Rutong Wang^1,2Junfeng He^1,2Mengyao Wang^1,2Yingqi Feng^1,2Chi Zhong^1,2Siqi He¹Siqi Tu^1,2Na Wen^1*Chuan Wang^2*

• ¹Hunan Prevention and Treatment Institute for Occupational Diseases, Changsha, China
• ²University of South China Institute of Pathogenic Biology, Hengyang, China

Background: The increasing macrolide resistance in Mycoplasma pneumoniae (MP) is mainly driven by mutations in the V domain of 23S rRNA (A2063G/A2064G), which impairs the efficacy of first-line treatment. Previous meta-analyses failed to distinguish between mutation subtypes or quantify age-specific susceptibility, blurring the clinical significance of different mutation burdens. Objective: To quantify the differential impact of single mutation (A2063G) and double mutation (A2063G + A2064G) on core clinical outcomes and to dissect the age-adjusted effects between children and adults. Methods: We searched PubMed, Web of Science, Embase, Scopus, and CNKI databases (up to June 2025). The Newcastle-Ottawa Scale (NOS) was used to assess study quality. Random-effects models were applied to handle heterogeneity (I² > 50%), and subgroup analyses were conducted to compare mutation subtypes and age-stratified effects. Results: A total of 53 studies (n = 8,960 individuals, covering 5 countries) were included. Double mutations significantly prolonged the duration of fever compared to single mutations (HR = 5.32, 95% CI: 4.27 - 6.61 vs.
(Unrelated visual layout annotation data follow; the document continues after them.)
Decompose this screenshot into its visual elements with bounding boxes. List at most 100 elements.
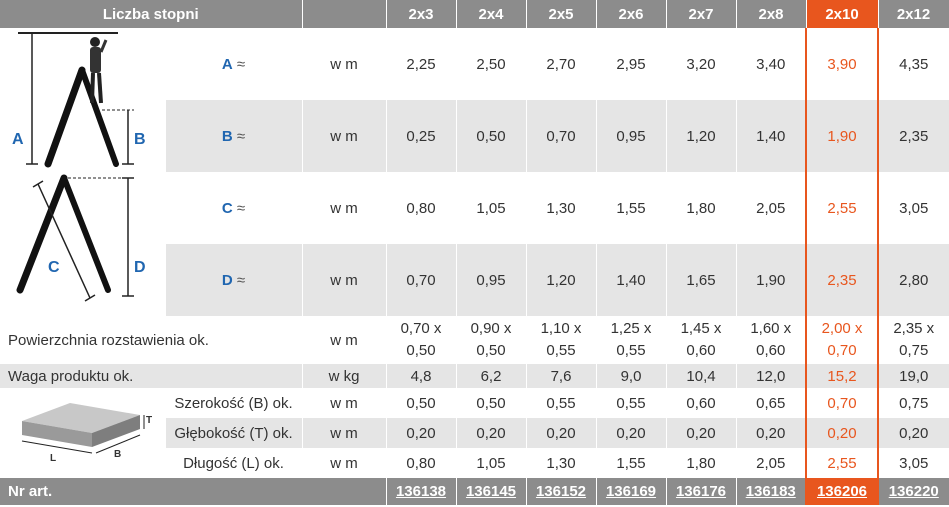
size-header: 2x6: [596, 0, 667, 28]
label-l: L: [50, 453, 56, 464]
article-link[interactable]: 136169: [605, 483, 657, 500]
value-cell: 9,0: [596, 364, 667, 388]
value-cell: 2,70: [526, 28, 597, 100]
area-cell: 0,70 x 0,50: [386, 316, 457, 364]
article-link[interactable]: 136206: [816, 483, 868, 500]
value-cell: 0,20: [596, 418, 667, 448]
package-label: Szerokość (B) ok.: [165, 388, 303, 418]
value-cell: 4,8: [386, 364, 457, 388]
value-cell: 2,35: [878, 100, 949, 172]
value-cell-highlighted: 2,35: [805, 244, 879, 316]
value-cell: 12,0: [736, 364, 807, 388]
unit-cell: w m: [302, 388, 387, 418]
unit-cell: w m: [302, 244, 387, 316]
value-cell: 0,20: [456, 418, 527, 448]
article-link[interactable]: 136145: [465, 483, 517, 500]
value-cell: 3,05: [878, 448, 949, 478]
value-cell: 3,20: [666, 28, 737, 100]
area-cell: 1,45 x 0,60: [666, 316, 737, 364]
package-depth-row: Głębokość (T) ok. w m 0,20 0,20 0,20 0,2…: [0, 418, 949, 448]
article-link[interactable]: 136176: [675, 483, 727, 500]
value-cell: 6,2: [456, 364, 527, 388]
package-length-row: Długość (L) ok. w m 0,80 1,05 1,30 1,55 …: [0, 448, 949, 478]
size-header: 2x7: [666, 0, 737, 28]
article-label: Nr art.: [0, 478, 387, 505]
steps-header: Liczba stopni: [0, 0, 303, 28]
ladder-diagram: A B C D: [0, 28, 166, 316]
article-cell: 136176: [666, 478, 737, 505]
value-cell: 0,55: [596, 388, 667, 418]
article-cell: 136220: [878, 478, 949, 505]
package-label: Głębokość (T) ok.: [165, 418, 303, 448]
value-cell: 4,35: [878, 28, 949, 100]
value-cell: 1,90: [736, 244, 807, 316]
value-cell: 2,05: [736, 448, 807, 478]
area-cell-highlighted: 2,00 x 0,70: [805, 316, 879, 364]
value-cell: 19,0: [878, 364, 949, 388]
article-cell: 136183: [736, 478, 807, 505]
value-cell: 0,20: [736, 418, 807, 448]
value-cell-highlighted: 0,70: [805, 388, 879, 418]
label-a: A: [12, 131, 24, 148]
label-b: B: [134, 131, 146, 148]
size-header: 2x12: [878, 0, 949, 28]
package-label: Długość (L) ok.: [165, 448, 303, 478]
value-cell: 1,40: [736, 100, 807, 172]
size-header: 2x5: [526, 0, 597, 28]
value-cell: 0,80: [386, 172, 457, 244]
value-cell: 2,50: [456, 28, 527, 100]
value-cell-highlighted: 15,2: [805, 364, 879, 388]
value-cell: 0,70: [386, 244, 457, 316]
value-cell: 1,30: [526, 448, 597, 478]
article-cell-highlighted: 136206: [805, 478, 879, 505]
dim-label-a: A ≈: [165, 28, 303, 100]
dim-row-a: A B C D A ≈ w m 2,25: [0, 28, 949, 316]
value-cell-highlighted: 2,55: [805, 448, 879, 478]
unit-cell: w m: [302, 100, 387, 172]
value-cell: 2,95: [596, 28, 667, 100]
value-cell: 0,20: [666, 418, 737, 448]
value-cell: 0,20: [878, 418, 949, 448]
area-cell: 1,60 x 0,60: [736, 316, 807, 364]
unit-cell: w m: [302, 172, 387, 244]
area-cell: 2,35 x 0,75: [878, 316, 949, 364]
value-cell: 1,40: [596, 244, 667, 316]
label-d: D: [134, 259, 146, 276]
article-link[interactable]: 136138: [395, 483, 447, 500]
value-cell: 0,80: [386, 448, 457, 478]
value-cell: 3,05: [878, 172, 949, 244]
article-link[interactable]: 136220: [888, 483, 939, 500]
unit-cell: w m: [302, 28, 387, 100]
article-link[interactable]: 136152: [535, 483, 587, 500]
size-header: 2x4: [456, 0, 527, 28]
value-cell: 0,95: [456, 244, 527, 316]
package-diagram: T L B: [0, 388, 166, 478]
unit-cell: w m: [302, 418, 387, 448]
value-cell: 0,50: [386, 388, 457, 418]
value-cell-highlighted: 1,90: [805, 100, 879, 172]
value-cell: 0,60: [666, 388, 737, 418]
value-cell: 0,55: [526, 388, 597, 418]
value-cell: 1,05: [456, 172, 527, 244]
value-cell: 1,20: [526, 244, 597, 316]
value-cell-highlighted: 0,20: [805, 418, 879, 448]
value-cell: 2,80: [878, 244, 949, 316]
weight-row: Waga produktu ok. w kg 4,8 6,2 7,6 9,0 1…: [0, 364, 949, 388]
value-cell: 1,80: [666, 448, 737, 478]
label-t: T: [146, 415, 152, 426]
value-cell: 0,20: [386, 418, 457, 448]
unit-cell: w m: [302, 448, 387, 478]
unit-cell: w m: [302, 316, 387, 364]
article-link[interactable]: 136183: [745, 483, 796, 500]
value-cell: 1,30: [526, 172, 597, 244]
area-cell: 1,10 x 0,55: [526, 316, 597, 364]
value-cell: 1,65: [666, 244, 737, 316]
dim-label-d: D ≈: [165, 244, 303, 316]
value-cell: 0,20: [526, 418, 597, 448]
value-cell: 10,4: [666, 364, 737, 388]
value-cell: 0,75: [878, 388, 949, 418]
article-cell: 136138: [386, 478, 457, 505]
value-cell: 0,50: [456, 100, 527, 172]
area-row: Powierzchnia rozstawienia ok. w m 0,70 x…: [0, 316, 949, 364]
HR = 3.66, 95% CI: 1.89 - 7.09; P < 0.001) and were more likely to cause severe illness (HR = 7.80, 95% CI: 2.51 - 24.18 vs. HR = 5.89, 95% CI: 2.03 - 17.08). There was no difference in hospital stay between the two mutation subtypes, but both were longer than the wild type (MD = - 3.33 days). The duration of fever in children was shorter than that in adults for all genotypes (overall HR = 3.72 vs. 5.52; double mutation HR = 5.37 vs. 5.66; single mutation HR = 3.85 vs. 4.45; all P < 0.01). Conclusion: Double mutations in 23S rRNA are an independent prognostic factor more severe than single mutations, establishing mutation burden as a key predictive indicator for the first time. This study shows that children have a faster resolution of fever in all genotypes, highlighting the regulatory role of host age immunity on outcomes. This study advocates for the detection of mutation subtypes in high-resistance areas to guide early treatment escalation and risk stratification monitoring.